握りしめた刀を、体の重心と共に移動させる。意外にも空を切る刀身には勢いがあり、どれ程の技術や研鑽が込められているのか……ソラには想像もつかなかった。──ただ分かるのは、これが自分の体に最も合った剣、いいや刀だということだった。


「──ふっ」


一呼吸に繰り出される斬撃は、最早人間の技ではなかった。剣の重さ、女性ならば避けられない膂力の制約から解き放たれたソラの剣速は、一つの間隙に幾つもの斬撃を放ったのである。


「────」


呻き声を上げながら、悪魔はその有り余る暴力を振るい続ける。しかし、それらは当たるどころかソラの髪の毛に掠りすらしない。ソラは攻撃を先読みし、死角へとすかさず飛び込み……悪魔の間合いの中を縦横無尽に駆けていたのである。女性の靭やかさ、臨機応変な判断が可能な冷静さ、そしてソラの他を寄せ付けない剣速だからこそ為せる技である。


呻き声を上げ続ける悪魔は、段々とその禍々しさと勢いを失っていった。ただ斬られたり殴られるだけならばたちどころに治るはずの傷が、いつまで経っても再生しないからである。──その理由を、己が作り上げた最高傑作の勇士を見守るアイアスは見抜いていた。

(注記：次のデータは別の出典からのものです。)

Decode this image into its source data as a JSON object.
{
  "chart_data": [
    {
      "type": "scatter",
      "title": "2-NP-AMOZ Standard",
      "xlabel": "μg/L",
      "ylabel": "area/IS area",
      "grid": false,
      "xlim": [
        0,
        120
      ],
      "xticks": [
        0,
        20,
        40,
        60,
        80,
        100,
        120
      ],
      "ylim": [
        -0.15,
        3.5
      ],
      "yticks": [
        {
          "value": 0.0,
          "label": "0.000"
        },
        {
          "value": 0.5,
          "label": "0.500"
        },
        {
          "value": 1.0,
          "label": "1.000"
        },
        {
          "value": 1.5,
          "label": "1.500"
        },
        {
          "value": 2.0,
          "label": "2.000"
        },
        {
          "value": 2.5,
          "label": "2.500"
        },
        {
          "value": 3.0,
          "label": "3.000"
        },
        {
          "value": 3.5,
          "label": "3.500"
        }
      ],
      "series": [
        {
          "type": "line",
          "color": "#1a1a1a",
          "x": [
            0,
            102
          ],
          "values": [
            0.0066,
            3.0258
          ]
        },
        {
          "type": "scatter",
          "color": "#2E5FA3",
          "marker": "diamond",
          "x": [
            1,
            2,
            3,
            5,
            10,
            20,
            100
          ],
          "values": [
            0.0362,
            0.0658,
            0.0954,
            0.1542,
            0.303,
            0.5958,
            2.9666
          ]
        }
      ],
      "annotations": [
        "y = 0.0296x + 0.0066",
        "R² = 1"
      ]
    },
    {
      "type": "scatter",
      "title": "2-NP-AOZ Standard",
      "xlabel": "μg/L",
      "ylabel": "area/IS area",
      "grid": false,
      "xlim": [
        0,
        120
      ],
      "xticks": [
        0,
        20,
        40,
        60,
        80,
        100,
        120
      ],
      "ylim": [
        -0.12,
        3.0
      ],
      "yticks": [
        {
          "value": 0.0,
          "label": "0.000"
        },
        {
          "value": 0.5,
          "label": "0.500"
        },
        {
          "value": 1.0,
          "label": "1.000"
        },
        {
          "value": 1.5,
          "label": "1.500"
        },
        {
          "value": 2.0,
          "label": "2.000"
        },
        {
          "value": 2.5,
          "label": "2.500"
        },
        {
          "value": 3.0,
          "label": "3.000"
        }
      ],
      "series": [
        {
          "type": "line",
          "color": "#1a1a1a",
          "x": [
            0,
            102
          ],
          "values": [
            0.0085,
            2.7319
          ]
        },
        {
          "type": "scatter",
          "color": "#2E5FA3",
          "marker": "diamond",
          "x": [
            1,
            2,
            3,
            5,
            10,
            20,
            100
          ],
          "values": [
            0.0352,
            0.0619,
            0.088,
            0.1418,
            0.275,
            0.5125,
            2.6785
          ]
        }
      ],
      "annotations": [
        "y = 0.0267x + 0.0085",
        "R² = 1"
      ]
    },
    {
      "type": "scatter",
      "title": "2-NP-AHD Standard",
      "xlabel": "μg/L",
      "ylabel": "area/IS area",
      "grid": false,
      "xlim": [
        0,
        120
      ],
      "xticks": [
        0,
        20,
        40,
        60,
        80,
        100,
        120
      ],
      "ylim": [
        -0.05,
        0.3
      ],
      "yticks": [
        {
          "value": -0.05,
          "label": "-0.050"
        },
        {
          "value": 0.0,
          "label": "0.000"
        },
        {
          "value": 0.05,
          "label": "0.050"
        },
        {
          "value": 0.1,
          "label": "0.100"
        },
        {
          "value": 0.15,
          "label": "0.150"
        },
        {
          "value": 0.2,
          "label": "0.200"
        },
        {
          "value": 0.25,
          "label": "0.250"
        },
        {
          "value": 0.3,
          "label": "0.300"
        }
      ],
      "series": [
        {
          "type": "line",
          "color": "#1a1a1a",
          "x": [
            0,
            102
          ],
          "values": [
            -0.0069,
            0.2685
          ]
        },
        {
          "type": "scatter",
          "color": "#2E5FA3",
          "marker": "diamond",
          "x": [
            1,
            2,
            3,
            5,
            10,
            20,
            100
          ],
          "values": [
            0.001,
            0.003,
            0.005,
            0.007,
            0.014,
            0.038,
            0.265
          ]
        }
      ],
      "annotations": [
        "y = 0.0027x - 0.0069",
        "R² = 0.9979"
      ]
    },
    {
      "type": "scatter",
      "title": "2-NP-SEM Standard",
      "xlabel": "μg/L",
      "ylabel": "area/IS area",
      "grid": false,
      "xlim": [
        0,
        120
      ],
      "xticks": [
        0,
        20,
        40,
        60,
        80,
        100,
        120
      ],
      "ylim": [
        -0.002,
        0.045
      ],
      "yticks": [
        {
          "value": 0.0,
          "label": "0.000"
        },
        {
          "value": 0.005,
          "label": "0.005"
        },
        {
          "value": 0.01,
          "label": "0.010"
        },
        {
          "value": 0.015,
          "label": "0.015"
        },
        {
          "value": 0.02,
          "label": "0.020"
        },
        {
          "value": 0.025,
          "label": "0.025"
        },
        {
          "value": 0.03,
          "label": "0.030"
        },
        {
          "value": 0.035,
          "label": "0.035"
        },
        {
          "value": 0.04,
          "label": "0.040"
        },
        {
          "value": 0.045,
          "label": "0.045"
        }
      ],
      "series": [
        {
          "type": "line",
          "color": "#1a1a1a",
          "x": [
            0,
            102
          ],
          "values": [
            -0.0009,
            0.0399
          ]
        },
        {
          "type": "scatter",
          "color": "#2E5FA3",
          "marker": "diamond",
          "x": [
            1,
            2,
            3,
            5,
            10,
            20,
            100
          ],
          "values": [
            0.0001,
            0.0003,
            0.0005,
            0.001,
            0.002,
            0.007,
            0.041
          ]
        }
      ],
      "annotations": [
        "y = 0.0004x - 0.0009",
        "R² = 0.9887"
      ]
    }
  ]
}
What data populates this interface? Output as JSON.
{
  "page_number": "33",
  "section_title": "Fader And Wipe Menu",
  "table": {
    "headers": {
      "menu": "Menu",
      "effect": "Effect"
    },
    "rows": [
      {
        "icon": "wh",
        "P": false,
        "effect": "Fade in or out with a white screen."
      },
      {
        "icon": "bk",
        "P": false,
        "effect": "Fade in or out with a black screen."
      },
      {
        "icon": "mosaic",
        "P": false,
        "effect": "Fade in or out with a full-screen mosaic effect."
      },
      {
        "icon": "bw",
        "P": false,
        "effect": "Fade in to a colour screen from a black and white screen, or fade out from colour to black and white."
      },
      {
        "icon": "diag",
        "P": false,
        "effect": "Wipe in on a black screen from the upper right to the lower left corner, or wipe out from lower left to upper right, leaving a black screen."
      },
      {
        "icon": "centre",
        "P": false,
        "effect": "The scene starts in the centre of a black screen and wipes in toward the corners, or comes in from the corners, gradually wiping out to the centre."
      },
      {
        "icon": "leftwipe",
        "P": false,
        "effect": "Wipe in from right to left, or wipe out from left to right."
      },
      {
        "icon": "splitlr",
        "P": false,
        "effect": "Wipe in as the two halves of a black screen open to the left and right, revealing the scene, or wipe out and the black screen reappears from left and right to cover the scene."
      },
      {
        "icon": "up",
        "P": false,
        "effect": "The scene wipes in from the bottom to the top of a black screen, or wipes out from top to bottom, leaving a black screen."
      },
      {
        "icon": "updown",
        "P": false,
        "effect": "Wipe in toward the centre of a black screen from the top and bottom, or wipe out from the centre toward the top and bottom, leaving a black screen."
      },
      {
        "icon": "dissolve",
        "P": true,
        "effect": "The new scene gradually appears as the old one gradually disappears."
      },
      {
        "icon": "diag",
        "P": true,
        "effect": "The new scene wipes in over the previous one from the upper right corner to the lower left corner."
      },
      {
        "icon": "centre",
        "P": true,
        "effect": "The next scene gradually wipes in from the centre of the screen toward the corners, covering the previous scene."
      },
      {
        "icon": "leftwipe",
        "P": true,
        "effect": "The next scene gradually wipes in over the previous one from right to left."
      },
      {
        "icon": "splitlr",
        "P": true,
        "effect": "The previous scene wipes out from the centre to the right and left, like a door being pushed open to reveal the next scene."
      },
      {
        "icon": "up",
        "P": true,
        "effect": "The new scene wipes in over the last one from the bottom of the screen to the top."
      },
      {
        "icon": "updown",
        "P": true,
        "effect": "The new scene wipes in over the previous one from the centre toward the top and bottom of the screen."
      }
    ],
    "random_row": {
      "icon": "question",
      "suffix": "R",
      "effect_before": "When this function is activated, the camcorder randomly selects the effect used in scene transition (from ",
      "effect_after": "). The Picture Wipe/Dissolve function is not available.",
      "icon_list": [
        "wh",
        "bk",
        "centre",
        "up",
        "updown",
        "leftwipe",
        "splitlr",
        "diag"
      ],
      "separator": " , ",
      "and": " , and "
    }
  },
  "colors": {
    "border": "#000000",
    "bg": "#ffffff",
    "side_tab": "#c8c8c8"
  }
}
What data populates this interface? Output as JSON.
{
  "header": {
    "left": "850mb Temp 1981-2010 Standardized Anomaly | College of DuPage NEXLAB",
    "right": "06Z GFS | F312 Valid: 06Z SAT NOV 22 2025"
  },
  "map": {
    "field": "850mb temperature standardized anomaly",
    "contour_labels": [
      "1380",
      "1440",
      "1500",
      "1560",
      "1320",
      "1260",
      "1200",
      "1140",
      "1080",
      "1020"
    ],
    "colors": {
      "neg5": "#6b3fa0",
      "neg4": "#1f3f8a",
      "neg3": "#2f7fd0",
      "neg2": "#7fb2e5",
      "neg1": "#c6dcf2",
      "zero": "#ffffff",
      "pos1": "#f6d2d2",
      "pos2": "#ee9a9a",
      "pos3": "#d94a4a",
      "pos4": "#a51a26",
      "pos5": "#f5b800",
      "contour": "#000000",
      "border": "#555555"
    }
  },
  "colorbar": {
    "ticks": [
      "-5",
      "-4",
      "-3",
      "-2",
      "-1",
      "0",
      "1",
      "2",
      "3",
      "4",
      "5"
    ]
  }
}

(とんでもねぇ奴だな、あいつ……あの物の怪の肉を削ぎ落としてやがる!)


成る程、どうりでいつまで経っても首を刎ねないわけだ。アイアスは静かに納得し、しかし炎のように滾る闘争心を抑えていた。アイアスは分かっていた、自分が今が見下ろしている戦いは、恐らく最も非効率で無駄の多い……それでいて、最強と称すのも馬鹿馬鹿しくなるほどの実力者でなければできやしないものだという事を。


(活人剣、初めに聞いた時は耳を疑ったが……なんともまぁ因果なモンだ、お前と同じような甘っちょろい考えをする輩が、この国にも居たんだな)


懐かしむが、決してその姿を重ねない。重ねては、いけない。

失われた命に続きは決して無く、彼女の魂はとっくに消え去った。それでいい、それでいいのだ。アイアスはとにかく目の前の戦い、消え去ったはずの魂の名を冠した愛刀の、その勇姿を見届けていた。


「ふぅううっっっ、ッづっ!」


加速する連撃、削り取られていく巨体。翼はボロボロになったところを根元から切り飛ばされ、肥大化した肉体は少しずつ、しかし迅速に削り取られていく。──そして、その中から出てきたのは、紛れもない人間の素肌だった。


「今、助ける!」


大きく息を吸い込み、吐き出すと同時に刃を振るう。二転三転縦横無尽に駆け巡る太刀筋は、月の光を煌々と照らし煌めかせながら、スルトを蝕む肉塊を全て抉り斬ったのである。


とうとう悪魔としての原型を留めることができなくなったそれは、ドロドロとした何かとなって流れ出ていく。──その泥の中から、スルトは力なく現れた。